Southern Bank recently approved 2.1 per cent dividend rate in 2012 for shareholders while payout rate was set at 2.5 per cent at Mekong Bank, only one-firth of the bank’s initial plan.

This year, these banks have set a bit higher dividend rates.

One top Ho Chi Minh City small bank executive admitted banks could hardly reach their profit targets this year amid the current tough business climate.

“Our bank just caught 1 per cent credit growth in the first five months against 9 per cent full-year target, while facing growing bad debt threat, making dividend payment extremely hard,” said the executive.

Orient Commercial Joint Stock Bank chairman Trinh Van Tuan assumed banks adopting low payout rates or leaving it an open question was understandable as banks were facing growing challenges to hike credit growth and settle bad debts.

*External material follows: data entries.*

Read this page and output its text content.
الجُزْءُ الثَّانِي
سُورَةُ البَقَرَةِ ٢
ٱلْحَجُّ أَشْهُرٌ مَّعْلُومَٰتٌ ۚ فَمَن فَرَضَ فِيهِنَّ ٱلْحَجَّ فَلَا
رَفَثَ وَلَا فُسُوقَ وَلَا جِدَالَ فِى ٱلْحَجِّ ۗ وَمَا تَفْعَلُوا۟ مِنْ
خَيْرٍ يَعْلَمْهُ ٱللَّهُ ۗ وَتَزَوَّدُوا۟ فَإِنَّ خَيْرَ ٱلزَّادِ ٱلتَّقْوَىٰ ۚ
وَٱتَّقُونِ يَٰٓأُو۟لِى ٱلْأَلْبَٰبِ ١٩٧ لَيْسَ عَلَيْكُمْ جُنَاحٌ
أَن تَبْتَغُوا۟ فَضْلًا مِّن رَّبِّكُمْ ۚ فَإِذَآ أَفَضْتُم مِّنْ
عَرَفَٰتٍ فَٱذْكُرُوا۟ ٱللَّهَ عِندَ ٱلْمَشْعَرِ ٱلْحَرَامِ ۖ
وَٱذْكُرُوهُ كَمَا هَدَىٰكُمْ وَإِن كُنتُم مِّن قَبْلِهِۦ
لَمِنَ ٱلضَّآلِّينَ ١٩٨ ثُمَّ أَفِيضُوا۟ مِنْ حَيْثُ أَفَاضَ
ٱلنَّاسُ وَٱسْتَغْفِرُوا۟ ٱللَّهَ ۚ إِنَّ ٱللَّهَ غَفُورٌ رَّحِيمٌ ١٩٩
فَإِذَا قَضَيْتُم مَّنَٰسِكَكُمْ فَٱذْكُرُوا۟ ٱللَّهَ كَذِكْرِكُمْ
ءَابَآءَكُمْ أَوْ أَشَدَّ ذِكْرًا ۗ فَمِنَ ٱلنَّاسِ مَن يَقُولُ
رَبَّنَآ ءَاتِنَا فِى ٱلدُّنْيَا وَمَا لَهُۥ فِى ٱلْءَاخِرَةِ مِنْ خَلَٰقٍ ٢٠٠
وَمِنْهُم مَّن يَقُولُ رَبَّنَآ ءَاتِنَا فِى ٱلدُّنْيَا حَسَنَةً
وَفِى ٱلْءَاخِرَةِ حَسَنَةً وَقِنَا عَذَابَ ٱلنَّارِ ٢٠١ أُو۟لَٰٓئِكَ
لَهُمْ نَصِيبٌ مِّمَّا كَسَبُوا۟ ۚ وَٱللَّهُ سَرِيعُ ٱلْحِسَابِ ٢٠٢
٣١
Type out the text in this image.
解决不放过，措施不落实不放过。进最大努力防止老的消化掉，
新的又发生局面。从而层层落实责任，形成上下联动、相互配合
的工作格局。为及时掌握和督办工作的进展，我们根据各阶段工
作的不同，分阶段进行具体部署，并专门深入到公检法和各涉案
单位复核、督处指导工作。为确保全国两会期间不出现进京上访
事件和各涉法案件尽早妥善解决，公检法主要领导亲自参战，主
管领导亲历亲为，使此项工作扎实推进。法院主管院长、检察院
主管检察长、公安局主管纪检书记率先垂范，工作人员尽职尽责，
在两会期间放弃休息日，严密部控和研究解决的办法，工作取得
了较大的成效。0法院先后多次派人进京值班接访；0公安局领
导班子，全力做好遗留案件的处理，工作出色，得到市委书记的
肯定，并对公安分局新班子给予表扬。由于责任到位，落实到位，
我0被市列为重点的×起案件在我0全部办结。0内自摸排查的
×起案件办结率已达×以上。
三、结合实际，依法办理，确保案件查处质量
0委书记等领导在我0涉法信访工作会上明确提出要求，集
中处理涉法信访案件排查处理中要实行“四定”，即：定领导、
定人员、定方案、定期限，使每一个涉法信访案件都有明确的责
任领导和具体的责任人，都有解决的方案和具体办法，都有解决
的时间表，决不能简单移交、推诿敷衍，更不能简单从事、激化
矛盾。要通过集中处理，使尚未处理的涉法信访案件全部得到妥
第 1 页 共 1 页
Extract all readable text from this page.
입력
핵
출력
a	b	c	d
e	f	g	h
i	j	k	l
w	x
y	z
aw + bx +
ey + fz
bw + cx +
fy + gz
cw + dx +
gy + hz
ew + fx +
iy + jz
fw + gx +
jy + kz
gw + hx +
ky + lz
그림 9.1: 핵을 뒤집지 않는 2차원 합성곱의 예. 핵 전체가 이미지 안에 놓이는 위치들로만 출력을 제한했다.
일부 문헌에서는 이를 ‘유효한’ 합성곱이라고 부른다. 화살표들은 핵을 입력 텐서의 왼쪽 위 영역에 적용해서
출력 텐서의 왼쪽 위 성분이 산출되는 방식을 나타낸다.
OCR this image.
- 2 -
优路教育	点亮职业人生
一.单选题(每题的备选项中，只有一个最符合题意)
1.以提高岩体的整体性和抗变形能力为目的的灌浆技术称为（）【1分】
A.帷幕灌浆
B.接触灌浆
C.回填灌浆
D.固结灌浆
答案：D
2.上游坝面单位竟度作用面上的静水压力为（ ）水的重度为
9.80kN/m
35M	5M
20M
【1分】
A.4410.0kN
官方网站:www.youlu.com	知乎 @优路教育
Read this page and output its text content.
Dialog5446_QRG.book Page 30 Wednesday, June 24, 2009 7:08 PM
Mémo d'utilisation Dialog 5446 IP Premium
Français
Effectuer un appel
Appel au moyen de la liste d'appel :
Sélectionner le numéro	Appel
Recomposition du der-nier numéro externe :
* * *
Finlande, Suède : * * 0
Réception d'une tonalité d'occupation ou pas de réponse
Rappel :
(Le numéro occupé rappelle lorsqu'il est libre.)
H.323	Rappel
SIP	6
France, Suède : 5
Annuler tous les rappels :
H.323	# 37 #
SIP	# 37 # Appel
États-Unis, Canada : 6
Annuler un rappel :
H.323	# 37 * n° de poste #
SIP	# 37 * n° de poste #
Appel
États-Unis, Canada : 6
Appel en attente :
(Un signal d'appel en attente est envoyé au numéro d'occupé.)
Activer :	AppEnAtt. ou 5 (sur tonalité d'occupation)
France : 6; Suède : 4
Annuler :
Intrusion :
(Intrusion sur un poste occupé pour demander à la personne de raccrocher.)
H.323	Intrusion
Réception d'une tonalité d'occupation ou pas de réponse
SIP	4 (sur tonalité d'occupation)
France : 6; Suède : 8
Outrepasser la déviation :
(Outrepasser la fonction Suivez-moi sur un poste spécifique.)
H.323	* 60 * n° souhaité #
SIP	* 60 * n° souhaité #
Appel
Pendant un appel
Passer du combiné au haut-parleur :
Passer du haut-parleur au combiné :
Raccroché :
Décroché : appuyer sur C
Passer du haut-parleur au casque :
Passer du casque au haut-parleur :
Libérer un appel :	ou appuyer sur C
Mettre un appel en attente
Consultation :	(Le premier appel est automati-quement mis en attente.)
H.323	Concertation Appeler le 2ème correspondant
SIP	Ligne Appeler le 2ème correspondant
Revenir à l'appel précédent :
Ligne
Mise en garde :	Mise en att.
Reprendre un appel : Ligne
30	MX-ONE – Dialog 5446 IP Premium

“It is more important for banks to reduce operation risks,” Tuan noted.

Orient Commercial’s profits in 2012 before making provisions were more than VND500 billion ($24 million), reaching its plan.

The bank, however, needed to put a big sum into provision, so its 2012 profits fell to more than VND300 billion ($14.3 million) only.

This year, Orient Commercial set its profits tantamount to last year’s level at VND320 billion ($15.2 million) after deducting provision.

Hiking bad debts with associated bigger provisions have eaten into banks’ profits. This, in return, made it impossible for banks to offer attractive dividend rates.

In fact, payout rates of many banks were less than half of current mobilising cap 7.5 per cent, per year.

While most small banks leave their dividend payment an open question, bigger banks significantly slashed payout rates, arguing they needed to put more in provisioning.

At its recent general shareholders meeting, DongA Bank had approved to scale down payout rate in 2012 from 15 per cent to 10 per cent.

The bank had yet to have a final decision on 2013 dividend rate, according to its general director Tran Phuong Binh.